Оказалось, что Леонард обладает прирождённым талантом к месмеризму. Почти сразу же добившись успеха с домашними животными, он переключился на домочадцев – первым подопытным стала горничная. Следуя его указаниям, молодая женщина села на кожаный диван. Леонард придвинул себе стул и, как предписывалось в книге, медленно, мягким голосом велел ей расслабить мышцы и смотреть ему в глаза. Взяв карандаш, он стал медленно водить им у неё перед лицом, туда-сюда, туда-сюда, и сумел погрузить её в транс. Автор книги писал, что его учение надлежит использовать лишь в образовательных целях; пренебрегая этим указанием (а может быть, напротив, следуя ему), Леонард велел горничной раздеться.
Какой, должно быть, потрясающий это был момент для подростка, какой успешный сплав эзотерической премудрости и сексуального влечения – сидеть рядом с обнажённой женщиной, в собственном доме, и знать, что он сам устроил всё это, просто благодаря таланту, прилежанию, мастерству и силе воли. Вывести горничную из транса оказалось не так просто, и Леонард запаниковал. Он в ужасе воображал, что мать придёт домой и застанет их так – впрочем, это чувство надвигающейся катастрофы, отчаяния и беспомощности делало всю ситуацию ещё более леонард-коэновской.
Вторая глава этой книжки была написана словно нарочно для певца и артиста, которым позже станет Леонард. В ней автор учил избегать и тени легкомыслия: «Ваше лицо должно быть решительным, твёрдым и уверенным. Во всех своих действиях будьте спокойны. Пусть голос ваш становится всё тише и тише, пока не дойдёт почти до шёпота. Сделайте паузу. Поспешив, вы потерпите неудачу» [1].

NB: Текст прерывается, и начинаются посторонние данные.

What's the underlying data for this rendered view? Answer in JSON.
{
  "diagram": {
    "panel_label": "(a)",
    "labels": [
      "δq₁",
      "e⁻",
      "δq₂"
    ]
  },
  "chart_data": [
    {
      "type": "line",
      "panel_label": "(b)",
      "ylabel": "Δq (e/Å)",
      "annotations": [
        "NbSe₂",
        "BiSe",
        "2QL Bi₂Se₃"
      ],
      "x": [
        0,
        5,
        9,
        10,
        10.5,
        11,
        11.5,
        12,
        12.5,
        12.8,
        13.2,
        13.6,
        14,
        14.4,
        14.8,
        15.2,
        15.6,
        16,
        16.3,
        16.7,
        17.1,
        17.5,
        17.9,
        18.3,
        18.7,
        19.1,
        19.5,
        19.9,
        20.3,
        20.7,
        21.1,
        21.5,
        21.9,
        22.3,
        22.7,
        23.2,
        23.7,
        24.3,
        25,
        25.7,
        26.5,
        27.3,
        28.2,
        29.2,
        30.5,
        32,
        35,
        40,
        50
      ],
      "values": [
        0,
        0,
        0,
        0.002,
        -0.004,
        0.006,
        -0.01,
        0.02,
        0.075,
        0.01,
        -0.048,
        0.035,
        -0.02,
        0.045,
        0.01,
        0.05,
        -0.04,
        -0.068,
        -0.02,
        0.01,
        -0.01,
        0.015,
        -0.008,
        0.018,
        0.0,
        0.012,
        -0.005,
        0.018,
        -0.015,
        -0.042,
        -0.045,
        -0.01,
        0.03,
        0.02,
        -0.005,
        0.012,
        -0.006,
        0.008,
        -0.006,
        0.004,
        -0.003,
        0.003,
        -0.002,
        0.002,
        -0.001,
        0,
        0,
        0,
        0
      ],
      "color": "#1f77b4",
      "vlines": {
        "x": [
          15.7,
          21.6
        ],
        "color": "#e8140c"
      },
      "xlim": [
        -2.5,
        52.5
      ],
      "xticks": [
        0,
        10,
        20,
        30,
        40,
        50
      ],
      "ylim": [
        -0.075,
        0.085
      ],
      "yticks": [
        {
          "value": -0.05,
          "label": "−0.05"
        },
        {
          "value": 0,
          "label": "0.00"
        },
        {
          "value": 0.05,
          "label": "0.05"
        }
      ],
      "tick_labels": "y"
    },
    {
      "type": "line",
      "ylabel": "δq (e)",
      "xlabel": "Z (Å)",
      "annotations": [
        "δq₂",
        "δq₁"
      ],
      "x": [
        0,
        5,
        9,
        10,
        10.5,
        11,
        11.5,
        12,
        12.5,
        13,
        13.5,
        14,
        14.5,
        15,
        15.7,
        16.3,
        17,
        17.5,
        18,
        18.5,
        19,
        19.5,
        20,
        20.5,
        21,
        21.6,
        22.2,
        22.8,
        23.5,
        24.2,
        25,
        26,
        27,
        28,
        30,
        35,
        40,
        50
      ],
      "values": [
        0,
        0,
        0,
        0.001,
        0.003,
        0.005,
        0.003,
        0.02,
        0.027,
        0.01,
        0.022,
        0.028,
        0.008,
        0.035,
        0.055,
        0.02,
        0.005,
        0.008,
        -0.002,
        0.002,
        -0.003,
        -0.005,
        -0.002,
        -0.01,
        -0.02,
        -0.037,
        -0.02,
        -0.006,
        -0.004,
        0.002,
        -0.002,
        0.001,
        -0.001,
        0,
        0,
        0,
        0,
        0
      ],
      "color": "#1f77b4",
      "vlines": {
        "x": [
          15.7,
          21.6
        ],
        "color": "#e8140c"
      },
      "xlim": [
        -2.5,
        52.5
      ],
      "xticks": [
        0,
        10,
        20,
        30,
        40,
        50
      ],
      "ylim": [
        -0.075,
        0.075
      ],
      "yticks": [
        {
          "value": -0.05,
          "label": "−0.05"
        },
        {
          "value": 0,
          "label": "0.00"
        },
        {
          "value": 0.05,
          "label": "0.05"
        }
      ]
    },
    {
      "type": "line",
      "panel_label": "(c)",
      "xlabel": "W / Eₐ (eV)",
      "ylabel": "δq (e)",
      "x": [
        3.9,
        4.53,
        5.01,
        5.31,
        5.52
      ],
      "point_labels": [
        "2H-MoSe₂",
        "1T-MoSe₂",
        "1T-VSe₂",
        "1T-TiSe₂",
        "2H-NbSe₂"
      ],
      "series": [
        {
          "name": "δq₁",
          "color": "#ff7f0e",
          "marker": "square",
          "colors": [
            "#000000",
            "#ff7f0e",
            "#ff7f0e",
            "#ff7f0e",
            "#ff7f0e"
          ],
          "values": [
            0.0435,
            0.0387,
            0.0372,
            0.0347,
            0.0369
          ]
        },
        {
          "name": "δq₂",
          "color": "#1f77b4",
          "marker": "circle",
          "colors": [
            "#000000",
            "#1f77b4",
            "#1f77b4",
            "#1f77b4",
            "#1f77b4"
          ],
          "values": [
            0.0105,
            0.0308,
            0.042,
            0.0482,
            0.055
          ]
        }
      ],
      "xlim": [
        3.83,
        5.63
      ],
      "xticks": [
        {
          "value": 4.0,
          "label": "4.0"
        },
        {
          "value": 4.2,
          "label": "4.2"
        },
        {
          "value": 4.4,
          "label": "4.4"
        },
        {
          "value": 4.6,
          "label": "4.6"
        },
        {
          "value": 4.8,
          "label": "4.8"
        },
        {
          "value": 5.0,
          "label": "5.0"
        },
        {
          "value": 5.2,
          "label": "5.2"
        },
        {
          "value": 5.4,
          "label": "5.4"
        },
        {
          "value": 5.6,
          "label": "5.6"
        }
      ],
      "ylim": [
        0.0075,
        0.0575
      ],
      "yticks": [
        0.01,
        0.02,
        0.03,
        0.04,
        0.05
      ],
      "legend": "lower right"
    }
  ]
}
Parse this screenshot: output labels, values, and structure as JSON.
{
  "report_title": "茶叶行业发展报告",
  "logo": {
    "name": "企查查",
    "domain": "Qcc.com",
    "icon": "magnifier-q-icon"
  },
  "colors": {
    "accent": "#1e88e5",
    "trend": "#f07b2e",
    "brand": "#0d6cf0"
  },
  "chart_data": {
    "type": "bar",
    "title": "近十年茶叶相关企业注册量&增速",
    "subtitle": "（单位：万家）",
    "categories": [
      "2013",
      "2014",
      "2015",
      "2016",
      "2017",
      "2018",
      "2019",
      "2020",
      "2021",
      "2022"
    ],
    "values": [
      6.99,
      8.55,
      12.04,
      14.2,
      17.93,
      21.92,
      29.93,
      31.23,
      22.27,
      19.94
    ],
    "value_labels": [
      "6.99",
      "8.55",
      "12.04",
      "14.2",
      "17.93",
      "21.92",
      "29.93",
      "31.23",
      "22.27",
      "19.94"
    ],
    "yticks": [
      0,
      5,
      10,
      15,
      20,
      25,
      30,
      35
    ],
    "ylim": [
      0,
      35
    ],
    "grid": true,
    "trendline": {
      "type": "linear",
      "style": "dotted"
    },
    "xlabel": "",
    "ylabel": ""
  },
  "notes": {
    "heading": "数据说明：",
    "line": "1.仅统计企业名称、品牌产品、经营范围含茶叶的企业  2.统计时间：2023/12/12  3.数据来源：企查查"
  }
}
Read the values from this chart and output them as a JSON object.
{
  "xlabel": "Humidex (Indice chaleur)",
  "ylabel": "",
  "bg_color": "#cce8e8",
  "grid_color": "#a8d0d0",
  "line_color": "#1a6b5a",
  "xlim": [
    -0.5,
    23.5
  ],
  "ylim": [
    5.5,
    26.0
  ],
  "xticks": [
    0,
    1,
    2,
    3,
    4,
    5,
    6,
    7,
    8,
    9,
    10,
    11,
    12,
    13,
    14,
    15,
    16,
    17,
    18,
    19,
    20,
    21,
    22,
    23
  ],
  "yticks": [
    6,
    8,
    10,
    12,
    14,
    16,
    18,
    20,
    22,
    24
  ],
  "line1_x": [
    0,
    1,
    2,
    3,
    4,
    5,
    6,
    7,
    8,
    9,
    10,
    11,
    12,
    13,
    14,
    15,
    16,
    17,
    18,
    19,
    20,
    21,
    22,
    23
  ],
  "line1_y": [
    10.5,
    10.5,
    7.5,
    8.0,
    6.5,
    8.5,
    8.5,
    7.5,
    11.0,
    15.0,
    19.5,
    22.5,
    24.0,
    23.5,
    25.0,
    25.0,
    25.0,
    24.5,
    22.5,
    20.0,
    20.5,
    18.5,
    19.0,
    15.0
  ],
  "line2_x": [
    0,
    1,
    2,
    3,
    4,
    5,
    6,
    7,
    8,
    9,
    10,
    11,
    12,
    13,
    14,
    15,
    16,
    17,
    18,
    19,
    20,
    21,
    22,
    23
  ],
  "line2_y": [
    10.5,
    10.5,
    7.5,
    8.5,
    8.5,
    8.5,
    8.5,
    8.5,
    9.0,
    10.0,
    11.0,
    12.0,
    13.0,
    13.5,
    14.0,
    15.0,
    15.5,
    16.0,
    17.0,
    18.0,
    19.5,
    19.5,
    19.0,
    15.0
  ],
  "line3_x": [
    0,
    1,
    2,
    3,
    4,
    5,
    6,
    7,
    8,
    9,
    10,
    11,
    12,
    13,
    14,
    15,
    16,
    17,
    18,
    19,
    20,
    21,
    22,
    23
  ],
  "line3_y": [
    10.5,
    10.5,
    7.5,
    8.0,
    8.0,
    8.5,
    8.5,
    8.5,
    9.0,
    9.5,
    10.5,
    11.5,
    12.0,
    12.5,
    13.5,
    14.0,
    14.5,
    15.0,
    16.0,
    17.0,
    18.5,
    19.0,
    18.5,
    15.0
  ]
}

Лет через пятнадцать Леонард так опишет этот эпизод в романе «Любимая игра»: «Ему ещё никогда не приходилось видеть женщину настолько обнажённой… Он одновременно был поражён, счастлив – и страшился всех духовных властителей этого мира, какие только есть во вселенной. Он сел, чтобы как следует всё рассмотреть. Он так давно ждал, когда увидит это. Увиденное не разочаровало его тогда и никогда не разочаровывало впредь» [2]. Хотя описанные чувства принадлежат вымышленному персонажу, трудно представить себе, чтобы они не были собственными чувствами Леонарда. Много лет спустя он повторит: «Думаю, мужчина никогда не может забыть первый раз, когда он увидел обнажённую женщину. Над ним стоит Ева – утро, капельки росы на коже. И я думаю, что это – главное содержание игры мужского воображения. Все печальные приключения в порнографии, в любви, в песнях – лишь ступени на пути к этому святому видению» [3]. Интересно, что горничная Коэнов играла на укулеле – этот инструмент в глазах персонажа романа превратился в лютню, а сама девушка, чего и следовало ожидать, в ангела. А всем известно, что обнажённый ангел держит ключи от портала в рай.
* * *
«Леонард постоянно жаловался на отсутствие девушек. На то, что не может найти девушку, – говорит скульптор Морт Розенгартен. – И его жалобы всегда были всерьёз». Розенгартен – самый давний друг Леонарда, послуживший прототипом Кранца, лучшего друга главного героя «Любимой игры». Он говорит слабым шёпотом, еле слышным на фоне гудения аппарата искусственной вентиляции лёгких: эмфизема. Он вспоминает: «Не забывайте, что в то время разделение по половому признаку было очень сильным. В школе мальчики занимали одну часть здания, а девочки – другую, и между нами не было никаких контактов, а так как своим поведением мы выбивались из общества наших сверстников в Уэстмаунте, то соседки с нами тоже не общались – у них была своя дорога. С моей точки зрения, Леонарду повезло: он что-то знал и понимал про женщин, потому что жил в женском доме – с матерью и сестрой, Эстер. А я совсем ничего не знал о женщинах: у меня был только брат, а мама секретов своего пола не выдавала. В общем, нам оставалось только ныть и жаловаться».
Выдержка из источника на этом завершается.